Pero su padre no regresó, y con el tiempo Álvaro creó una historia. Inventó que un mago malvado había transformado a su padre en un gato gris. Cada vez, la historia se llenaba de nuevos detalles, y a veces él mismo llegaba a creerla. Álvaro, ya siendo adulto, nunca entendió si fue una reacción del cuerpo o la fe ingenua de un niño en los milagros. Pero aquellas fantasías le ayudaron a superar la pérdida. Mucho después, él y su hermano, reviviendo esos días, se sorprendían sintiendo que el alma de su padre residía de algún modo en el gato gris. Mientras vivía con ellos, sentían su presencia invisible, pero cercana. Sin embargo, de niños, nunca compartieron esto, ni entre ellos mismos.
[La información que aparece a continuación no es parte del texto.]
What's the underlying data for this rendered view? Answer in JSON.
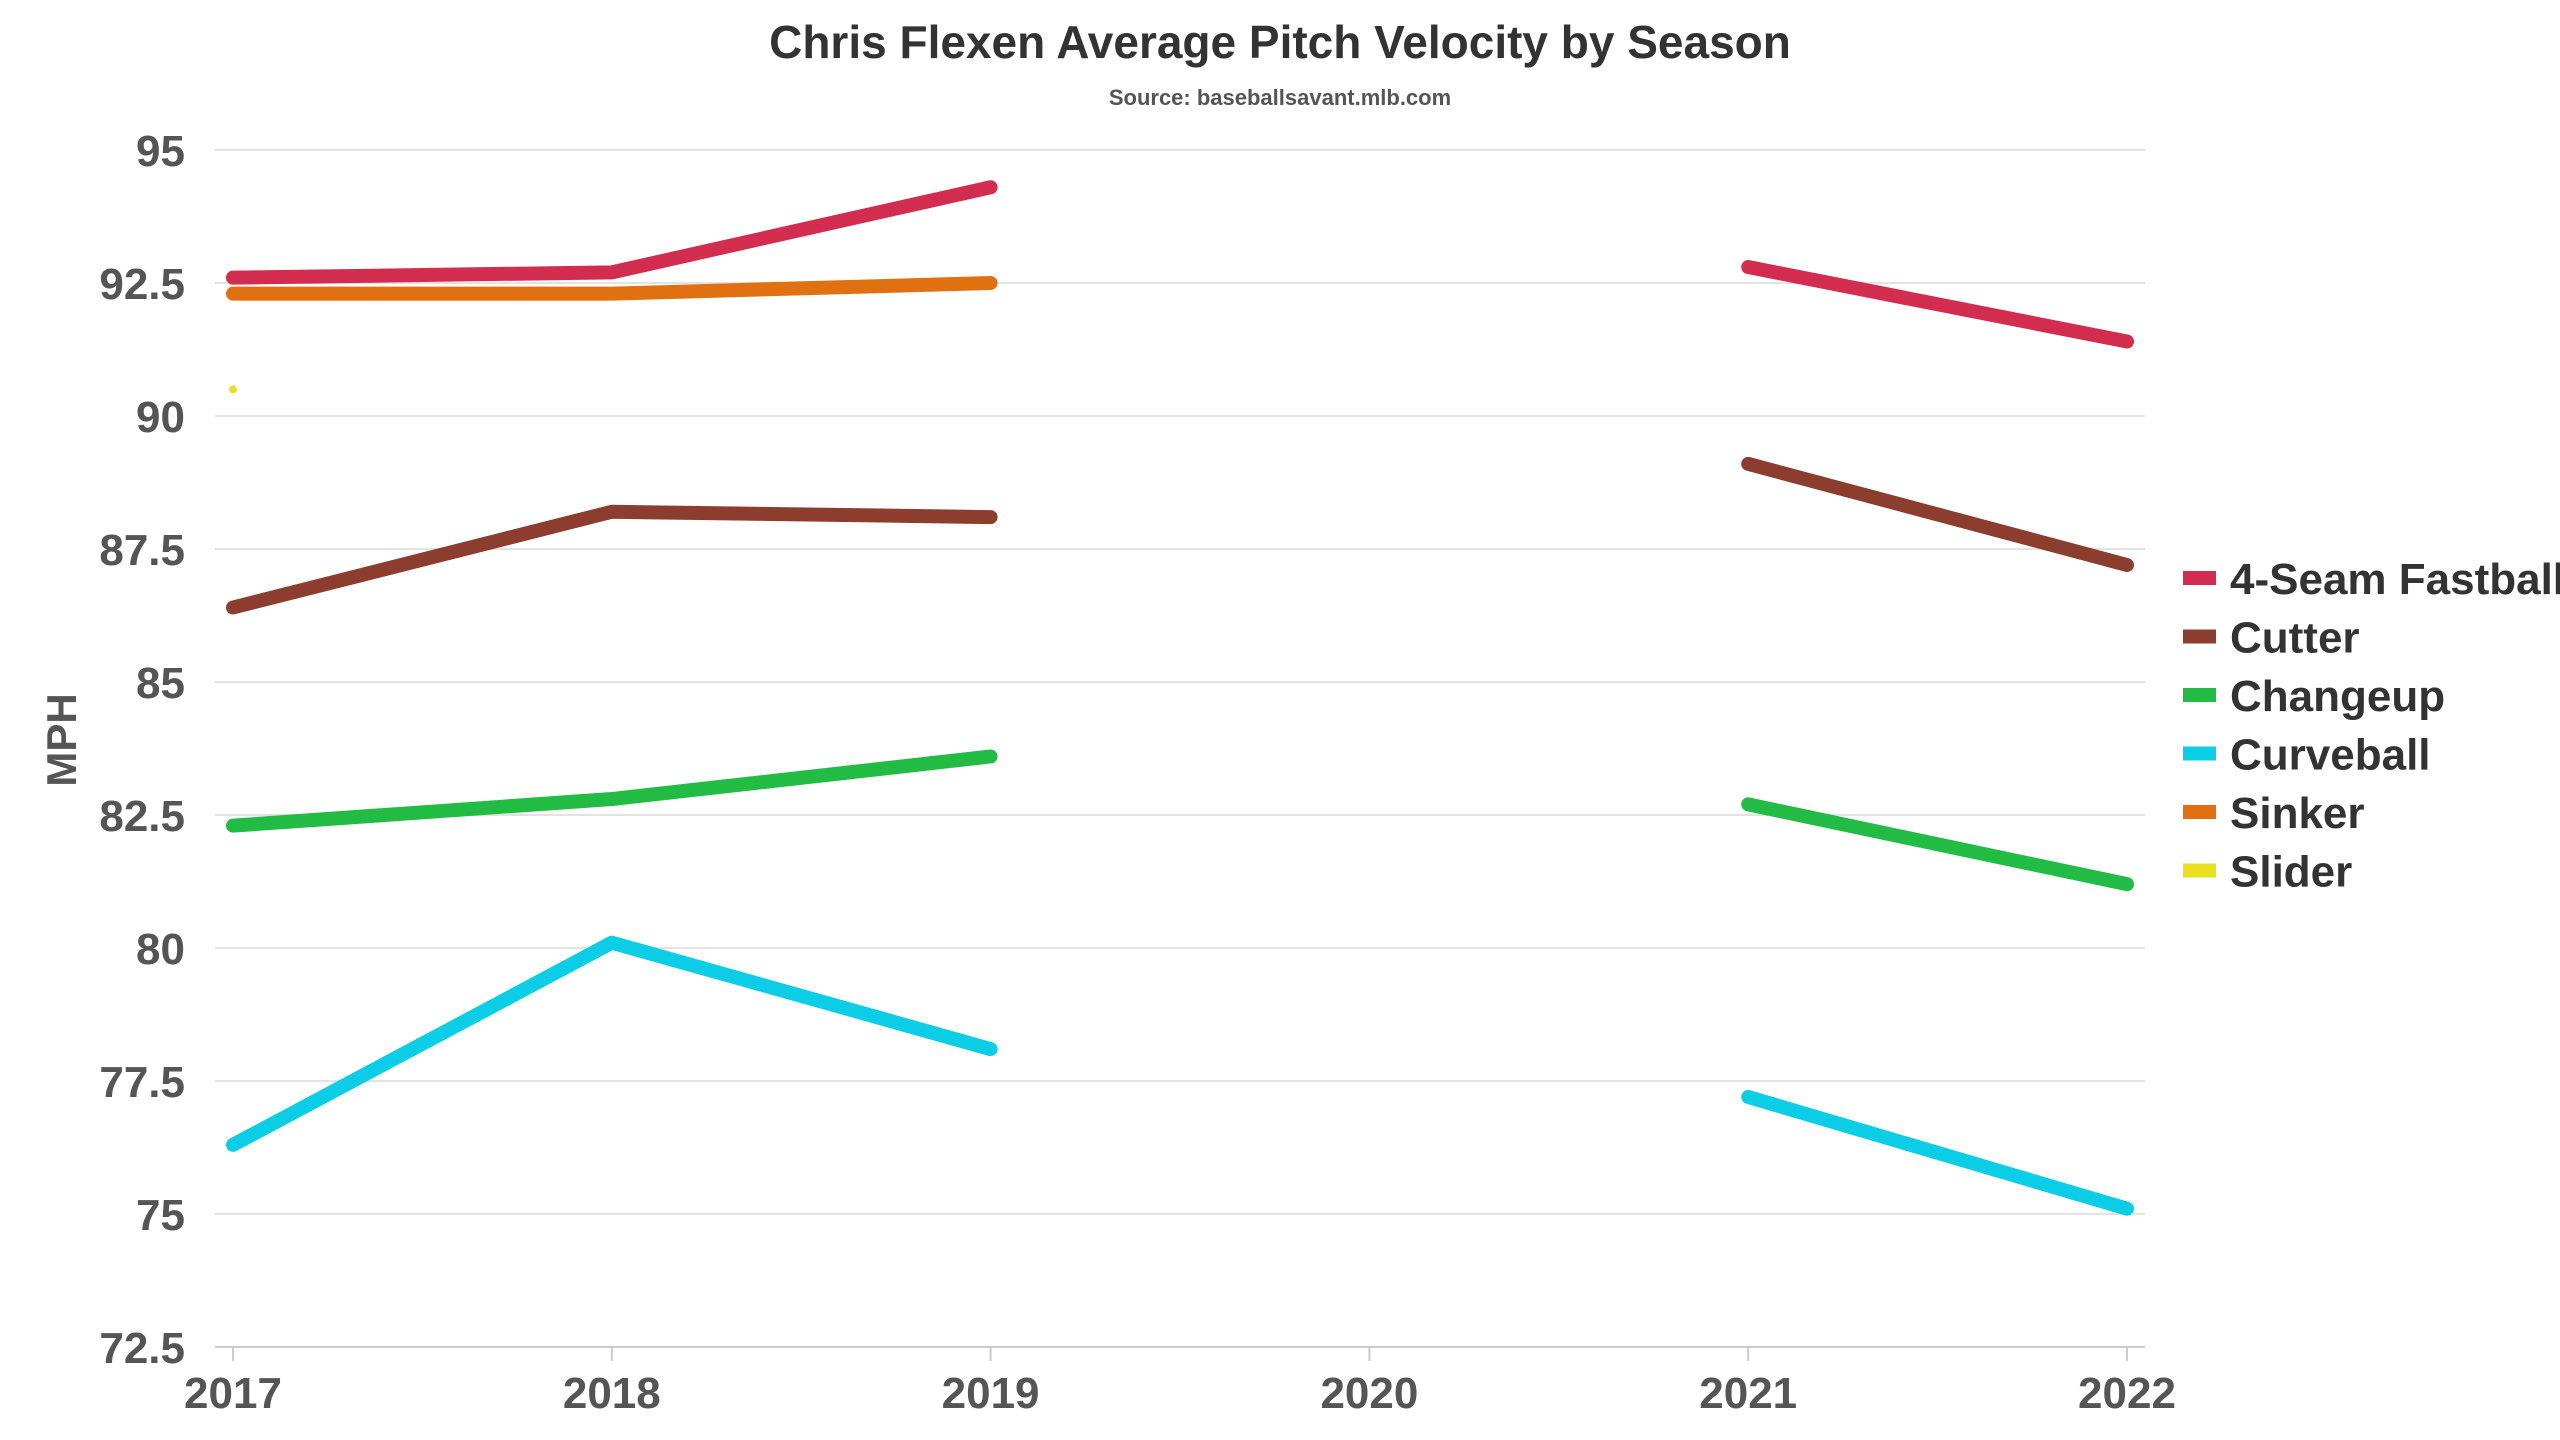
{
  "chart_data": {
    "type": "line",
    "title": "Chris Flexen Average Pitch Velocity by Season",
    "subtitle": "Source: baseballsavant.mlb.com",
    "xlabel": "",
    "ylabel": "MPH",
    "x": [
      2017,
      2018,
      2019,
      2020,
      2021,
      2022
    ],
    "ylim": [
      72.5,
      95
    ],
    "yticks": [
      72.5,
      75,
      77.5,
      80,
      82.5,
      85,
      87.5,
      90,
      92.5,
      95
    ],
    "ytick_labels": [
      "72.5",
      "75",
      "77.5",
      "80",
      "82.5",
      "85",
      "87.5",
      "90",
      "92.5",
      "95"
    ],
    "xtick_labels": [
      "2017",
      "2018",
      "2019",
      "2020",
      "2021",
      "2022"
    ],
    "grid": true,
    "legend_position": "right",
    "series": [
      {
        "name": "4-Seam Fastball",
        "color": "#d22d4e",
        "values": [
          92.6,
          92.7,
          94.3,
          null,
          92.8,
          91.4
        ]
      },
      {
        "name": "Cutter",
        "color": "#8c3e2e",
        "values": [
          86.4,
          88.2,
          88.1,
          null,
          89.1,
          87.2
        ]
      },
      {
        "name": "Changeup",
        "color": "#22bb44",
        "values": [
          82.3,
          82.8,
          83.6,
          null,
          82.7,
          81.2
        ]
      },
      {
        "name": "Curveball",
        "color": "#0ccde6",
        "values": [
          76.3,
          80.1,
          78.1,
          null,
          77.2,
          75.1
        ]
      },
      {
        "name": "Sinker",
        "color": "#e07010",
        "values": [
          92.3,
          92.3,
          92.5,
          null,
          null,
          null
        ]
      },
      {
        "name": "Slider",
        "color": "#e8e020",
        "values": [
          90.5,
          null,
          null,
          null,
          null,
          null
        ]
      }
    ]
  }
}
El gato se llamaba Peluche, que era un personaje de una serie que veían los domingos en la televisión. Álvaro, su hermano y su madre querían mucho al gato, que se convirtió en un amuleto familiar, guiándolos a todos y cuidándolos al regresar a casa. Vivió una larga vida junto a ellos. Pero el tiempo no perdona, y un tranquilo domingo de verano se fue. Ya el hermano mayor estaba casado y vivía aparte cuando ocurrió. Al enterarse, llegó de inmediato. Todos lo acompañaron en su último momento, porque era un símbolo de su padre. Su padre siempre sería recordado como aquel día: sonriente, con prisa, con un pequeño felino en sus brazos. Álvaro creía que su madre sentía lo mismo, pues junto a la imagen de su padre en la lápida, pidió que se pintara un camino desierto y un coche en dirección al ocaso. Lo enterraron en un bosque joven, a las afueras de la ciudad.
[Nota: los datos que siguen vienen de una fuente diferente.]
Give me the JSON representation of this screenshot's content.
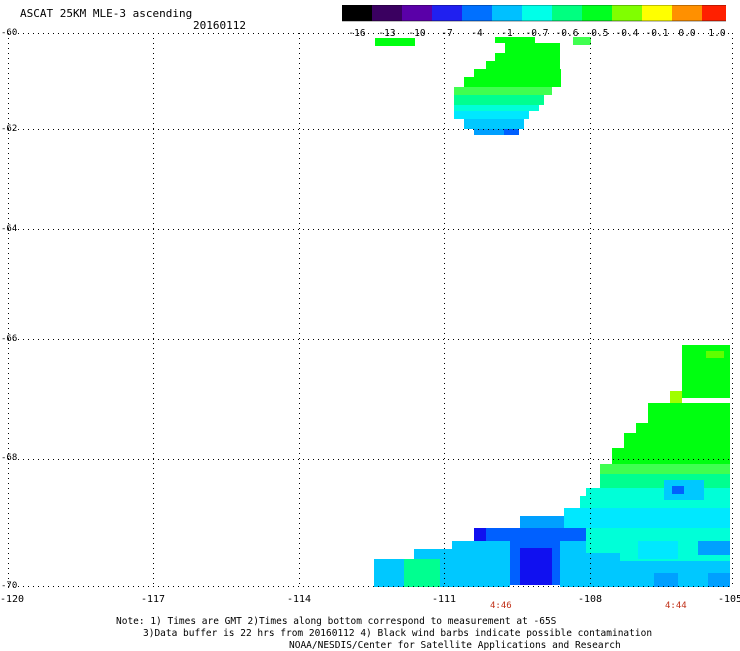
{
  "header": {
    "title": "ASCAT 25KM MLE-3 ascending",
    "date": "20160112"
  },
  "colorbar": {
    "labels": [
      "-16",
      "-13",
      "-10",
      "-7",
      "-4",
      "-1",
      "-0.7",
      "-0.6",
      "-0.5",
      "-0.4",
      "-0.1",
      "0.0",
      "1.0"
    ],
    "colors": [
      "#000000",
      "#3a0060",
      "#5a00a8",
      "#2020f0",
      "#0070ff",
      "#00c0ff",
      "#00ffe8",
      "#00ff80",
      "#00ff20",
      "#80ff00",
      "#ffff00",
      "#ff9000",
      "#ff2000"
    ]
  },
  "map": {
    "y_ticks": [
      "-60",
      "-62",
      "-64",
      "-66",
      "-68",
      "-70"
    ],
    "x_ticks": [
      "-120",
      "-117",
      "-114",
      "-111",
      "-108",
      "-105"
    ],
    "time_labels": [
      "4:46",
      "4:44"
    ],
    "palette": {
      "green": "#00ff10",
      "lightgreen": "#40ff50",
      "mint": "#00ff90",
      "aqua": "#00ffd8",
      "cyan": "#00e8ff",
      "sky": "#00c8ff",
      "azure": "#00a0ff",
      "blue": "#0060ff",
      "deepblue": "#1010f0",
      "yellowgreen": "#a0ff00",
      "lime": "#60ff00"
    }
  },
  "notes": {
    "line1": "Note: 1) Times are GMT 2)Times along bottom correspond to measurement at -65S",
    "line2": "3)Data buffer is 22 hrs from 20160112 4) Black wind barbs indicate possible contamination",
    "line3": "NOAA/NESDIS/Center for Satellite Applications and Research"
  }
}
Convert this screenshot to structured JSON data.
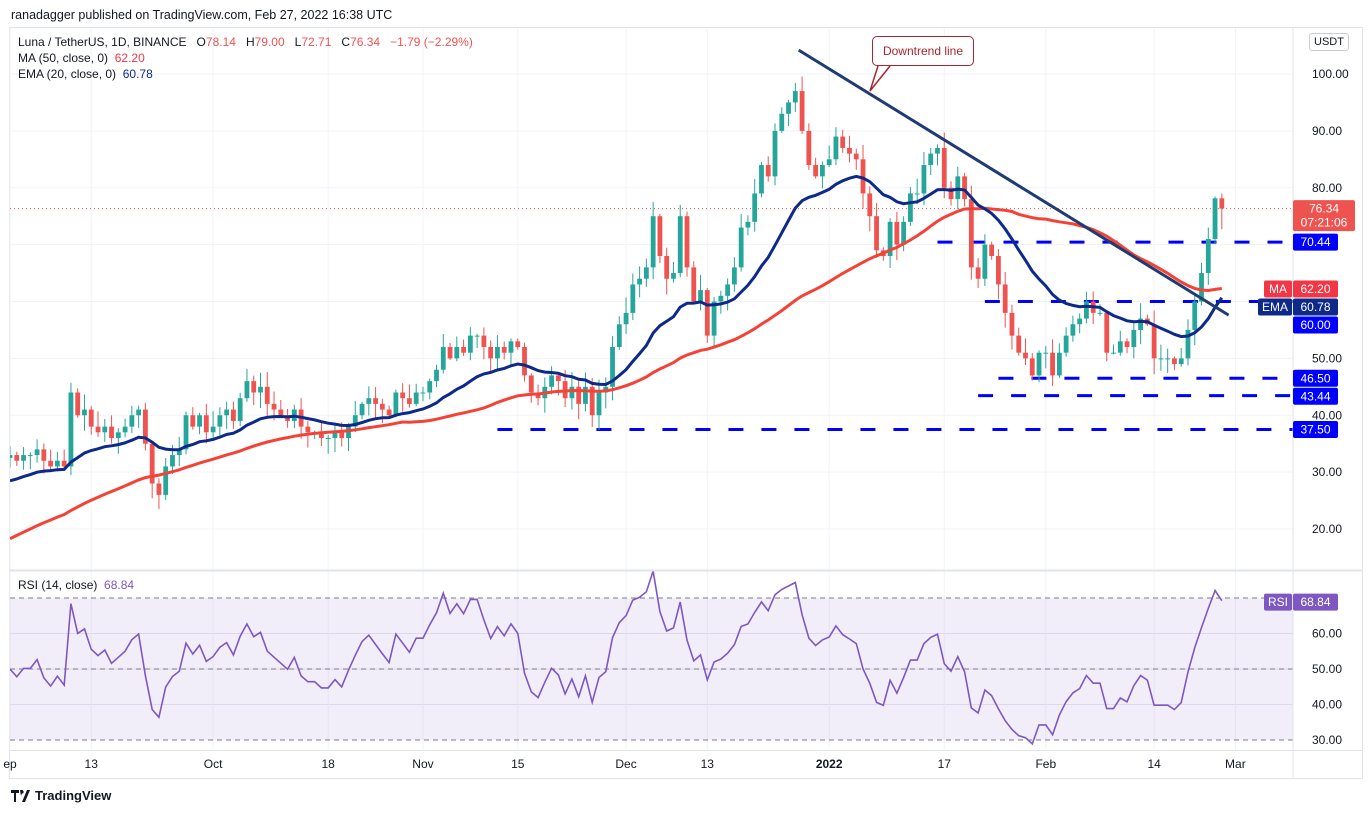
{
  "publisher": "ranadagger published on TradingView.com, Feb 27, 2022 16:38 UTC",
  "legend": {
    "symbol": "Luna / TetherUS, 1D, BINANCE",
    "o_label": "O",
    "o": "78.14",
    "h_label": "H",
    "h": "79.00",
    "l_label": "L",
    "l": "72.71",
    "c_label": "C",
    "c": "76.34",
    "change": "−1.79 (−2.29%)",
    "ma": "MA (50, close, 0)",
    "ma_value": "62.20",
    "ema": "EMA (20, close, 0)",
    "ema_value": "60.78",
    "rsi": "RSI (14, close)",
    "rsi_value": "68.84"
  },
  "currency_button": "USDT",
  "brand": "TradingView",
  "annotation": {
    "text": "Downtrend line"
  },
  "price_badges": {
    "last": "76.34",
    "countdown": "07:21:06",
    "ma_tag": "MA",
    "ma": "62.20",
    "ema_tag": "EMA",
    "ema": "60.78",
    "rsi_tag": "RSI",
    "rsi": "68.84"
  },
  "colors": {
    "up": "#26a69a",
    "down": "#ef5350",
    "ma": "#f44336",
    "ema": "#0d2a8a",
    "level": "#0000ff",
    "trend": "#1f3b73",
    "rsi": "#7e57c2"
  },
  "chart_data": {
    "type": "candlestick",
    "title": "Luna / TetherUS, 1D, BINANCE",
    "start_date": "2021-09-01",
    "closes": [
      33,
      32,
      33,
      33,
      34,
      32,
      31,
      32,
      31,
      44,
      40,
      41,
      38,
      37,
      38,
      36,
      37,
      38,
      40,
      41,
      35,
      28,
      26,
      31,
      33,
      34,
      40,
      38,
      40,
      37,
      38,
      40,
      41,
      39,
      43,
      46,
      44,
      45,
      42,
      41,
      40,
      39,
      41,
      38,
      37,
      37,
      36,
      36,
      37,
      36,
      38,
      40,
      42,
      43,
      42,
      41,
      40,
      44,
      43,
      42,
      44,
      44,
      46,
      48,
      52,
      50,
      52,
      51,
      54,
      54,
      52,
      50,
      52,
      51,
      53,
      52,
      47,
      44,
      43,
      45,
      47,
      46,
      43,
      45,
      42,
      45,
      40,
      44,
      45,
      52,
      56,
      58,
      63,
      64,
      66,
      75,
      68,
      64,
      65,
      75,
      66,
      60,
      62,
      54,
      60,
      61,
      63,
      66,
      73,
      74,
      79,
      84,
      82,
      90,
      93,
      95,
      97,
      90,
      84,
      82,
      84,
      85,
      89,
      87,
      86,
      85,
      79,
      75,
      69,
      68,
      74,
      70,
      74,
      79,
      79,
      84,
      86,
      87,
      80,
      78,
      82,
      78,
      66,
      64,
      70,
      68,
      63,
      58,
      54,
      51,
      50,
      47,
      51,
      51,
      47,
      51,
      54,
      56,
      57,
      60,
      58,
      58,
      51,
      51,
      53,
      52,
      55,
      57,
      56,
      50,
      50,
      50,
      49,
      50,
      55,
      60,
      65,
      71,
      78.14,
      76.34
    ],
    "last_candle": {
      "open": 78.14,
      "high": 79.0,
      "low": 72.71,
      "close": 76.34
    },
    "y_ticks": [
      "100.00",
      "90.00",
      "80.00",
      "50.00",
      "40.00",
      "30.00",
      "20.00"
    ],
    "ylim": [
      14,
      108
    ],
    "x_ticks": [
      {
        "label": "ep",
        "day": 0
      },
      {
        "label": "13",
        "day": 12
      },
      {
        "label": "Oct",
        "day": 30
      },
      {
        "label": "18",
        "day": 47
      },
      {
        "label": "Nov",
        "day": 61
      },
      {
        "label": "15",
        "day": 75
      },
      {
        "label": "Dec",
        "day": 91
      },
      {
        "label": "13",
        "day": 103
      },
      {
        "label": "2022",
        "day": 121
      },
      {
        "label": "17",
        "day": 138
      },
      {
        "label": "Feb",
        "day": 153
      },
      {
        "label": "14",
        "day": 169
      },
      {
        "label": "Mar",
        "day": 181
      }
    ],
    "indicators": {
      "ma_period": 50,
      "ema_period": 20,
      "rsi_period": 14
    },
    "levels": [
      {
        "value": 70.44,
        "label": "70.44",
        "from_day": 137
      },
      {
        "value": 60.0,
        "label": "60.00",
        "from_day": 144
      },
      {
        "value": 46.5,
        "label": "46.50",
        "from_day": 146
      },
      {
        "value": 43.44,
        "label": "43.44",
        "from_day": 143
      },
      {
        "value": 37.5,
        "label": "37.50",
        "from_day": 72
      }
    ],
    "trendline": {
      "from": {
        "day": 116.5,
        "price": 104.2
      },
      "to": {
        "day": 180,
        "price": 57.6
      }
    },
    "rsi_ticks": [
      "60.00",
      "50.00",
      "40.00",
      "30.00"
    ],
    "rsi_band": [
      30,
      70
    ]
  }
}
Aunque hayan pasado años y quede solo un pequeño montículo, Álvaro nunca olvidó el lugar. Siempre al pasar, se detenía unos minutos a reflexionar y rendir homenaje a aquel ser querido. Porque Peluche no era solo un gato; era un miembro más de la familia, un querido recuerdo de su juventud. Mirando una vez más la foto, con melancolía, recogió su ordenador, secó sus ojos humedecidos y salió del despacho.
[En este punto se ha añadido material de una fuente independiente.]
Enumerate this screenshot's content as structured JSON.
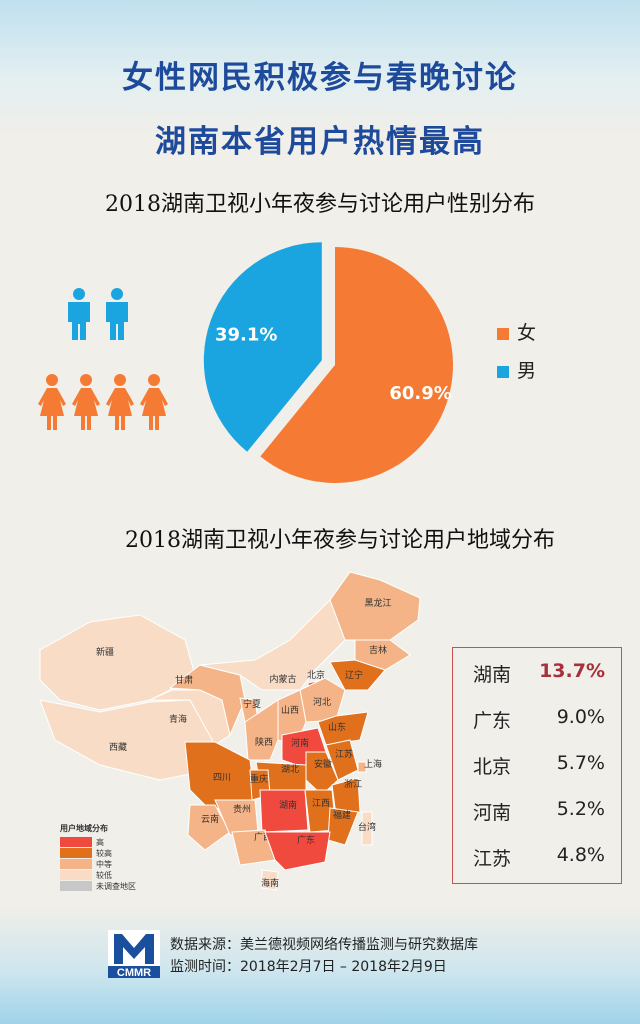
{
  "header": {
    "title_line1": "女性网民积极参与春晚讨论",
    "title_line2": "湖南本省用户热情最高"
  },
  "colors": {
    "female": "#f57a33",
    "male": "#1aa4e0",
    "title": "#1e4a9c",
    "map_high": "#f04a3e",
    "map_higher": "#e0701c",
    "map_mid": "#f4b487",
    "map_low": "#f8dcc6",
    "map_none": "#c8c8c8",
    "highlight": "#a8303a"
  },
  "chart_data": [
    {
      "type": "pie",
      "title": "2018湖南卫视小年夜参与讨论用户性别分布",
      "labels": [
        "女",
        "男"
      ],
      "values": [
        60.9,
        39.1
      ],
      "value_labels": [
        "60.9%",
        "39.1%"
      ],
      "legend_position": "right",
      "exploded": true,
      "icons": [
        "male-figure-icon x2",
        "female-figure-icon x4"
      ]
    },
    {
      "type": "table",
      "title": "2018湖南卫视小年夜参与讨论用户地域分布",
      "map_legend": {
        "title": "用户地域分布",
        "levels": [
          "高",
          "较高",
          "中等",
          "较低",
          "未调查地区"
        ]
      },
      "map_labels": [
        "新疆",
        "西藏",
        "青海",
        "甘肃",
        "宁夏",
        "内蒙古",
        "黑龙江",
        "吉林",
        "辽宁",
        "北京",
        "天津",
        "河北",
        "山西",
        "陕西",
        "山东",
        "河南",
        "江苏",
        "安徽",
        "上海",
        "湖北",
        "四川",
        "重庆",
        "浙江",
        "云南",
        "贵州",
        "湖南",
        "江西",
        "福建",
        "台湾",
        "广西",
        "广东",
        "海南"
      ],
      "rows": [
        {
          "region": "湖南",
          "value": "13.7%"
        },
        {
          "region": "广东",
          "value": "9.0%"
        },
        {
          "region": "北京",
          "value": "5.7%"
        },
        {
          "region": "河南",
          "value": "5.2%"
        },
        {
          "region": "江苏",
          "value": "4.8%"
        }
      ]
    }
  ],
  "footer": {
    "logo_text": "CMMR",
    "source": "数据来源：美兰德视频网络传播监测与研究数据库",
    "period": "监测时间：2018年2月7日 – 2018年2月9日"
  }
}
En casa, lo esperaban. Había llegado su madre, su hermano con su familia y algunos amigos cercanos. En el salón grande, su hermano y sobrinos le entregaron una caja. Todos aplaudieron mientras le pedían que adivinara su contenido. Conociendo su afición a los videojuegos, Álvaro comenzó a adivinar. “¿Un mando, un volante para juegos de carreras? ¿Acerté?” Los sobrinos, entre risas, negaron con la cabeza y abrieron la caja. Álvaro miró dentro y se dejó caer en una silla. Los recuerdos de su infancia volvieron y las lágrimas empezaron a brotar sin contención. No le importó llorar. En la caja había un gatito, idéntico al que una vez le regaló su papá. Gris, esponjoso, con calcetines blancos. Los recuerdos lo inundaron: papá, Peluche… En su infancia, platicaba durante horas con el gato, contando sus secretos, alegrías y tristezas, convencido en su corazón que hablaba con su padre. Incluso ya adulto, Álvaro conservaba esa certeza íntima. El gato, mirándolo, ronroneaba suavemente, como si comprendiera.
Ahora su hija adolescente, al regresar de la escuela, iba primero a la cocina y al minuto exclamaba con reproche: “¿Otra vez los cuencos de Peluchito vacíos? ¡Ven aquí, pequeño, que te daré de comer!”. Y el gatito, tras saborear su ración con leche fresquita, echaba una mirada cómplice a Álvaro mientras pedaleaba rumbo a la cocina, al son de los llamados de su joven dueña.